CDAP-18738: Dataproc Cluster Reuse. Runtime property system.profile.properties.clusterReuseEnabled is no longer required to enable cluster reuse. Default Max Idle Time is set to 30 minutes to prevent accidental cluster leak.
CDAP-18725: Added more details for pipeline success and failure metrics.
CDAP-18712: Added ability to limit published lineage messages to a configurable size to avoid out of memory errors due to large lineages.
CDAP-18725: Added new tags (Provisioner, Cluster Status, Existing Status) to existing program failure/success metric.
CDAP-17772: Added authn/z between internal system services via token verification.
Instance Stability and Memory Usage
CDAP-18696: Added new Applications parameter (app.max.concurrent.launching) to cdap-default.xml control back pressure on pipeline starting requests. Requests exceeding the limit will fail with 429 (Too Many Requests) status.
CDAP-18712: Added new Metadata parameter (metadata.messaging.publish.size.limit) to cdap-default.xml to limit the size of published lineage messages to avoid out of memory errors due to large lineages.
CDAP-18672: Added new Dataset parameter (data.storage.sql.scan.size.rows) to cdap-default.xml to set the number of rows fetched for database reads from PostgreSQL.
CDAP-18559, CDAP-17986: Added retries to Dataproc API calls to ensure transient errors don’t affect cluster provisioning.
CDAP-18594, CDAP-18810: Fixed a problem when pipeline could not be deleted due to program state not updated after retries.
CDAP-18857: Added new Applications parameter (app.artifact.parallelism.max) to cdap-default.xml that limits artifact repository initialization parallelism to prevent Out of Memory errors on App Fabric startup.

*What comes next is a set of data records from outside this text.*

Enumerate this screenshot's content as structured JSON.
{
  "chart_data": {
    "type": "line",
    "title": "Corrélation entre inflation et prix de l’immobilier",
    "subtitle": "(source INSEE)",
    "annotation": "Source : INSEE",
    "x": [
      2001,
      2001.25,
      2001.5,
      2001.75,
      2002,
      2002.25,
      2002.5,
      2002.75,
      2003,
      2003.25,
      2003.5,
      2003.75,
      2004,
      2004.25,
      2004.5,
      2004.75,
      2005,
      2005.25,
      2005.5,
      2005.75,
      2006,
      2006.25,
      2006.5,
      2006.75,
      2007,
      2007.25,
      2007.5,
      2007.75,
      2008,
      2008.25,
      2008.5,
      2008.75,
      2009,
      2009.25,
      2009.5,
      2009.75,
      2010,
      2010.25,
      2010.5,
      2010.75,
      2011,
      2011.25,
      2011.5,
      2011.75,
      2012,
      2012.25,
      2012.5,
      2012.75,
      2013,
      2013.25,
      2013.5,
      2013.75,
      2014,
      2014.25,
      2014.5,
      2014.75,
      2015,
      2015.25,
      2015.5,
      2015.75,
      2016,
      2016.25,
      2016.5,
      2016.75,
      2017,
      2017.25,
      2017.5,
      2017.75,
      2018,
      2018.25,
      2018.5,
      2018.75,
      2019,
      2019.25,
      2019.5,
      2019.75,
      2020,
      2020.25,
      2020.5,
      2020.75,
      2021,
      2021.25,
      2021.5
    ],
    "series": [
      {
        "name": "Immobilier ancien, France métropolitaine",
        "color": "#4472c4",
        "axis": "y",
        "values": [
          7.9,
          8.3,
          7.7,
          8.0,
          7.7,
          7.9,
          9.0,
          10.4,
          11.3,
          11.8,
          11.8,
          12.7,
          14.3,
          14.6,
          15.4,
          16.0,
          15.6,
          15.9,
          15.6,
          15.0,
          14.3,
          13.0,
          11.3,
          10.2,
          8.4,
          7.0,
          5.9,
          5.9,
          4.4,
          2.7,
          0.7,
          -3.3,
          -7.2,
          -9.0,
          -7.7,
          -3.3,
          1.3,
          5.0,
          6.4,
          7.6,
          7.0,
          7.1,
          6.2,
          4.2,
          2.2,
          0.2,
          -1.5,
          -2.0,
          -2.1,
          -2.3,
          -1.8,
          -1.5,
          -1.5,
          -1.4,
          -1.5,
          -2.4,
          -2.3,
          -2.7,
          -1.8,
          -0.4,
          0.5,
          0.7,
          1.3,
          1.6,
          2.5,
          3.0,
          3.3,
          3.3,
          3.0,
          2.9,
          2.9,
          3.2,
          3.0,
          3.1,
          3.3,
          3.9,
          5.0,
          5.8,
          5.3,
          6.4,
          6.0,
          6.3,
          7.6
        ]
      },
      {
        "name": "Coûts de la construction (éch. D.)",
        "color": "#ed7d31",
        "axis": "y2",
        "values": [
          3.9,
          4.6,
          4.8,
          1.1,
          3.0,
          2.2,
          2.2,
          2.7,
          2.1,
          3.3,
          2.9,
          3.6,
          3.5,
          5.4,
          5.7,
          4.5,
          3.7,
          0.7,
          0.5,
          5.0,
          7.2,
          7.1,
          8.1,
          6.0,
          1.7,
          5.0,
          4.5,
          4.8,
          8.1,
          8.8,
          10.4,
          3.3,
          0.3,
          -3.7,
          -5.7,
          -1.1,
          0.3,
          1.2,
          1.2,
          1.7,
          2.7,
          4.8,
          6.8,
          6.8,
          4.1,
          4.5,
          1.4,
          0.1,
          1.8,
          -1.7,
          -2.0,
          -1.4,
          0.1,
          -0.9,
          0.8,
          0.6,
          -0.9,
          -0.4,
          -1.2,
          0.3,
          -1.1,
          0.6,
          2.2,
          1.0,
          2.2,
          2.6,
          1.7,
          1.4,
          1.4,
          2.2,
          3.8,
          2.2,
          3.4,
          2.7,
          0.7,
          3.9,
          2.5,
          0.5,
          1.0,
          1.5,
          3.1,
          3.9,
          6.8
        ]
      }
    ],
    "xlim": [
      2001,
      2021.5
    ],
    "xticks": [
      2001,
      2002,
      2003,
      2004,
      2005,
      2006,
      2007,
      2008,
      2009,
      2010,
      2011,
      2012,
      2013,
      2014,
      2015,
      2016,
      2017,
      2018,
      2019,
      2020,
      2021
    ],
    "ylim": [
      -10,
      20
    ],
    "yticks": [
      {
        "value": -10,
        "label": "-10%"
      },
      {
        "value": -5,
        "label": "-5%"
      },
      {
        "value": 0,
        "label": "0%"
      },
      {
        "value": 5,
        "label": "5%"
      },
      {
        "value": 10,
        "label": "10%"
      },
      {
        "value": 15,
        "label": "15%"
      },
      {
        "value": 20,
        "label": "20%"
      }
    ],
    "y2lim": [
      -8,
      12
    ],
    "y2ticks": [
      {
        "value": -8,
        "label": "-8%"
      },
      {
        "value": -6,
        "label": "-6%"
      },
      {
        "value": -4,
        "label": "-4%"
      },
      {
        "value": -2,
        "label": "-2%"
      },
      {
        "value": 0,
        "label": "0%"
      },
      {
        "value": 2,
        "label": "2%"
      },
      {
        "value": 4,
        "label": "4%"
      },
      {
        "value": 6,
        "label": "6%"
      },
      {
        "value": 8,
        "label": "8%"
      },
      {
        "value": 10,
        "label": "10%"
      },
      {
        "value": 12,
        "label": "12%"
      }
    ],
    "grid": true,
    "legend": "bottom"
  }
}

CDAP-18848: Reduced Metrics parameter (metrics.processor.queue.size) parameter default from 20000 to 1000 to prevent Out of Memory during metric processing.
CDAP-18586: Prevented App Fabric Out Of Memory when system argument list is too long.
PLUGIN-1035: Fixed an issue that caused pipelines to fail when a Database batch source included a decimal column with precision greater than 19.
PLUGIN-1022: Fixed an issue that caused pipelines with a Conditional plugin and running on MapReduce to fail.
PLUGIN-1015: Fixed an issue that caused pipelines with a Conditional plugin and running on Spark to fail.
PLUGIN-974: Fixed an issue that caused validation to fail for GCS Multi File sinks.
CDAP-18586: getApplicationSpecification() method in interface io.cdap.cdap.api.schedule.ProgramStatusTriggerInfo has been removed in CDAP 6.6.0, which can cause the CDAP build break if you are using this method.
SQL Server Replication Source
CDAP-19354: The default setting for the snapshot transaction isolation level (snapshot.isolation.mode) is repeatable_read, which locks the source table until the initial snapshot completes. If the initial snapshot takes a long time, this can block other queries.
In case transaction isolation level doesn't work or is not enabled on the SQL Server instance, follow these steps:
Configure SQL Server with one of the following transaction isolation levels:
In most cases, set snapshot.isolation.mode to snapshot.
If schema modification will not happen during the initial snapshot, set snapshot.isolation.mode to read_committed.
2. After SQL Server is configured, pass a Debezium argument to the Replication job. To pass a Debezium argument to a Replication job in CDAP, specify a runtime argument prefixed with source.connector, for example, set the Key to source.connector.snapshot.isolation.mode and the Value to snapshot.